Salk Institute scientist and serial biotech entrepreneur Ron Evans showed new mouse work yesterday that could point to a long-sought holy grail for diabetes treatment.
The study, published in Nature, involved a new approach for islet cell transplant, a diabetes therapy where dysfunctional insulin-producing cells on the pancreas are replaced with functional ones. The treatment has been around for a while and new ones are in development, but they’ve been hampered by the fact that patients will reject the cells unless they go on immuno-suppressive drugs.
But, working with iPSC stem cells and tricks from immunotherapy, Evans and his team developed what they called “immune-evasive” clusters of cells — essentially mini pancreases. Placed into mice, these cells secreted proper amounts of insulin without coming under fire from immune cells, pointing the way toward a similar approach in humans.
“Most type 1 diabetics are children and teenagers,” Evans said in a statement. “We hope that regenerative medicine in combination with immune shielding can make a real difference in the field by replacing damaged cells with lab-generated human islet-like cell clusters that produce normal amounts of insulin on demand.”
Evans, who most recently co-founded and sold to Astellas the “exercise-in-a-pill” biotech Mitobridge, and his co-authors are hardly alone in this race. ViaCyte has received major backing from both private donors and the Juvenile Diabetes Research Foundation for their own stem cell-derived islet cell transplant. Flagship also launched Sigilon earlier this year with $80.3 million in Series B funding. With technology from Robert Langer, the company is developing polymers that can encase cells for transplant. A diabetes program is in the IND-enabling phase with Eli Lilly.

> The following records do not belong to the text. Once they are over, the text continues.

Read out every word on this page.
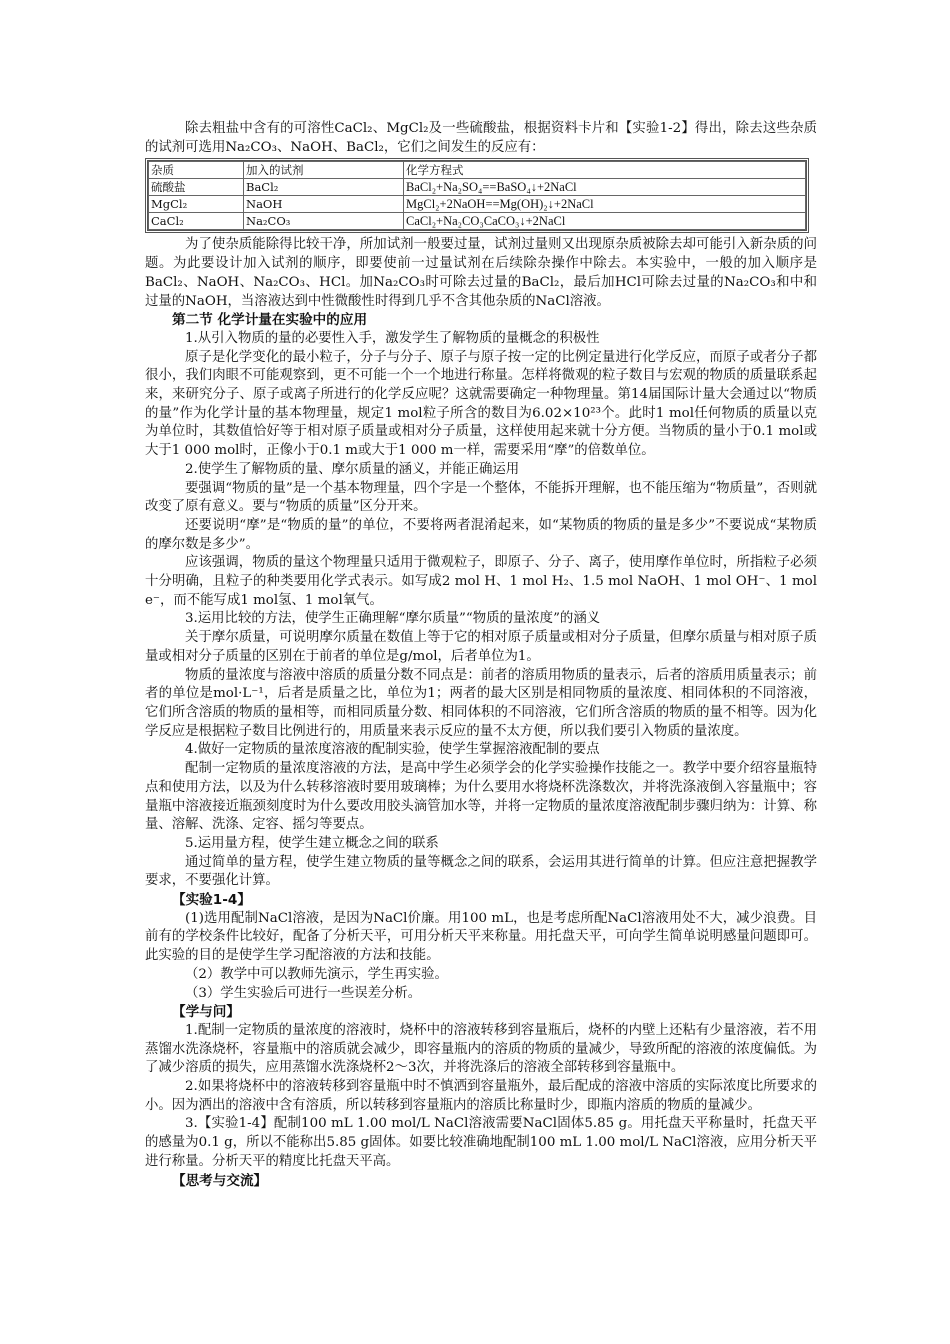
除去粗盐中含有的可溶性CaCl₂、MgCl₂及一些硫酸盐，根据资料卡片和【实验1-2】得出，除去这些杂质的试剂可选用Na₂CO₃、NaOH、BaCl₂，它们之间发生的反应有：

杂质	加入的试剂	化学方程式
硫酸盐	BaCl₂	BaCl₂+Na₂SO₄==BaSO₄↓+2NaCl
MgCl₂	NaOH	MgCl₂+2NaOH==Mg(OH)₂↓+2NaCl
CaCl₂	Na₂CO₃	CaCl₂+Na₂CO₃CaCO₃↓+2NaCl

为了使杂质能除得比较干净，所加试剂一般要过量，试剂过量则又出现原杂质被除去却可能引入新杂质的问题。为此要设计加入试剂的顺序，即要使前一过量试剂在后续除杂操作中除去。本实验中，一般的加入顺序是BaCl₂、NaOH、Na₂CO₃、HCl。加Na₂CO₃时可除去过量的BaCl₂，最后加HCl可除去过量的Na₂CO₃和中和过量的NaOH，当溶液达到中性微酸性时得到几乎不含其他杂质的NaCl溶液。

第二节 化学计量在实验中的应用

1.从引入物质的量的必要性入手，激发学生了解物质的量概念的积极性

原子是化学变化的最小粒子，分子与分子、原子与原子按一定的比例定量进行化学反应，而原子或者分子都很小，我们肉眼不可能观察到，更不可能一个一个地进行称量。怎样将微观的粒子数目与宏观的物质的质量联系起来，来研究分子、原子或离子所进行的化学反应呢？这就需要确定一种物理量。第14届国际计量大会通过以“物质的量”作为化学计量的基本物理量，规定1 mol粒子所含的数目为6.02×10²³个。此时1 mol任何物质的质量以克为单位时，其数值恰好等于相对原子质量或相对分子质量，这样使用起来就十分方便。当物质的量小于0.1 mol或大于1 000 mol时，正像小于0.1 m或大于1 000 m一样，需要采用“摩”的倍数单位。

2.使学生了解物质的量、摩尔质量的涵义，并能正确运用

要强调“物质的量”是一个基本物理量，四个字是一个整体，不能拆开理解，也不能压缩为“物质量”，否则就改变了原有意义。要与“物质的质量”区分开来。

还要说明“摩”是“物质的量”的单位，不要将两者混淆起来，如“某物质的物质的量是多少”不要说成“某物质的摩尔数是多少”。

应该强调，物质的量这个物理量只适用于微观粒子，即原子、分子、离子，使用摩作单位时，所指粒子必须十分明确，且粒子的种类要用化学式表示。如写成2 mol H、1 mol H₂、1.5 mol NaOH、1 mol OH⁻、1 mol e⁻，而不能写成1 mol氢、1 mol氧气。

3.运用比较的方法，使学生正确理解“摩尔质量”“物质的量浓度”的涵义

关于摩尔质量，可说明摩尔质量在数值上等于它的相对原子质量或相对分子质量，但摩尔质量与相对原子质量或相对分子质量的区别在于前者的单位是g/mol，后者单位为1。

物质的量浓度与溶液中溶质的质量分数不同点是：前者的溶质用物质的量表示，后者的溶质用质量表示；前者的单位是mol·L⁻¹，后者是质量之比，单位为1；两者的最大区别是相同物质的量浓度、相同体积的不同溶液，它们所含溶质的物质的量相等，而相同质量分数、相同体积的不同溶液，它们所含溶质的物质的量不相等。因为化学反应是根据粒子数目比例进行的，用质量来表示反应的量不太方便，所以我们要引入物质的量浓度。

4.做好一定物质的量浓度溶液的配制实验，使学生掌握溶液配制的要点

配制一定物质的量浓度溶液的方法，是高中学生必须学会的化学实验操作技能之一。教学中要介绍容量瓶特点和使用方法，以及为什么转移溶液时要用玻璃棒；为什么要用水将烧杯洗涤数次，并将洗涤液倒入容量瓶中；容量瓶中溶液接近瓶颈刻度时为什么要改用胶头滴管加水等，并将一定物质的量浓度溶液配制步骤归纳为：计算、称量、溶解、洗涤、定容、摇匀等要点。

5.运用量方程，使学生建立概念之间的联系

通过简单的量方程，使学生建立物质的量等概念之间的联系，会运用其进行简单的计算。但应注意把握教学要求，不要强化计算。

【实验1-4】

(1)选用配制NaCl溶液，是因为NaCl价廉。用100 mL，也是考虑所配NaCl溶液用处不大，减少浪费。目前有的学校条件比较好，配备了分析天平，可用分析天平来称量。用托盘天平，可向学生简单说明感量问题即可。此实验的目的是使学生学习配溶液的方法和技能。

（2）教学中可以教师先演示，学生再实验。

（3）学生实验后可进行一些误差分析。

【学与问】

1.配制一定物质的量浓度的溶液时，烧杯中的溶液转移到容量瓶后，烧杯的内壁上还粘有少量溶液，若不用蒸馏水洗涤烧杯，容量瓶中的溶质就会减少，即容量瓶内的溶质的物质的量减少，导致所配的溶液的浓度偏低。为了减少溶质的损失，应用蒸馏水洗涤烧杯2～3次，并将洗涤后的溶液全部转移到容量瓶中。

2.如果将烧杯中的溶液转移到容量瓶中时不慎洒到容量瓶外，最后配成的溶液中溶质的实际浓度比所要求的小。因为洒出的溶液中含有溶质，所以转移到容量瓶内的溶质比称量时少，即瓶内溶质的物质的量减少。

3.【实验1-4】配制100 mL 1.00 mol/L NaCl溶液需要NaCl固体5.85 g。用托盘天平称量时，托盘天平的感量为0.1 g，所以不能称出5.85 g固体。如要比较准确地配制100 mL 1.00 mol/L NaCl溶液，应用分析天平进行称量。分析天平的精度比托盘天平高。

【思考与交流】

Four years ago, Evans and his team figured out how to make functional pancreatic beta cells for the first time, using a series of molecular switches to get them to not only produce insulin but do so in response to glucose, as normal cells do. But that still left questions about how to go from individual cells into pancreas-like clusters, and how to get those cells to avoid the immune system when transplanted.

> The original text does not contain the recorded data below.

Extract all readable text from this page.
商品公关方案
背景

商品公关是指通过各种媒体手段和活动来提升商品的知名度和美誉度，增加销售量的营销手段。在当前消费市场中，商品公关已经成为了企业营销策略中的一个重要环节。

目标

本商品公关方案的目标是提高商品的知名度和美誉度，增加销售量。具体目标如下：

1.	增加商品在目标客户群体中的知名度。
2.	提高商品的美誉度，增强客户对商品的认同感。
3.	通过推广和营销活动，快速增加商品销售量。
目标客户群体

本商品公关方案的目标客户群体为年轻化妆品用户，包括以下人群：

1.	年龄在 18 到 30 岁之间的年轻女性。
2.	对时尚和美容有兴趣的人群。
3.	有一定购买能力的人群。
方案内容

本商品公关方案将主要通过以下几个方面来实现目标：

To cluster the cells, Evans’ lab figured out that a protein involved in embryonic development called WNT4 could trigger the same molecular mechanisms that created the functional beta cells. Adding that protein led to the creation of 3-D clusters of cells similar to what would be seen in a humans. They called them human islet-like organoids, or HILOs.
To make those organoids, Evans and Eiji Yoshihara, a scientist in his lab, stole a trick from another field: immuno-oncology. Using short pulses of a protein called interferon gamma, Yoshihara got the cells to express PD-L1.
The PD-L1 had the opposite effect of the PD-L1 inhibitors used in cancer. Rather than making sure T cells saw a tumor, they made sure T cells didn’t see the islet cells.
“This is the first study to show that you can protect HILOs from the immune system without genetic manipulation,” Michael Downes, an author on the paper, said. “If we are able to develop this as a therapy, patients will not need to take immune-suppressing drugs.”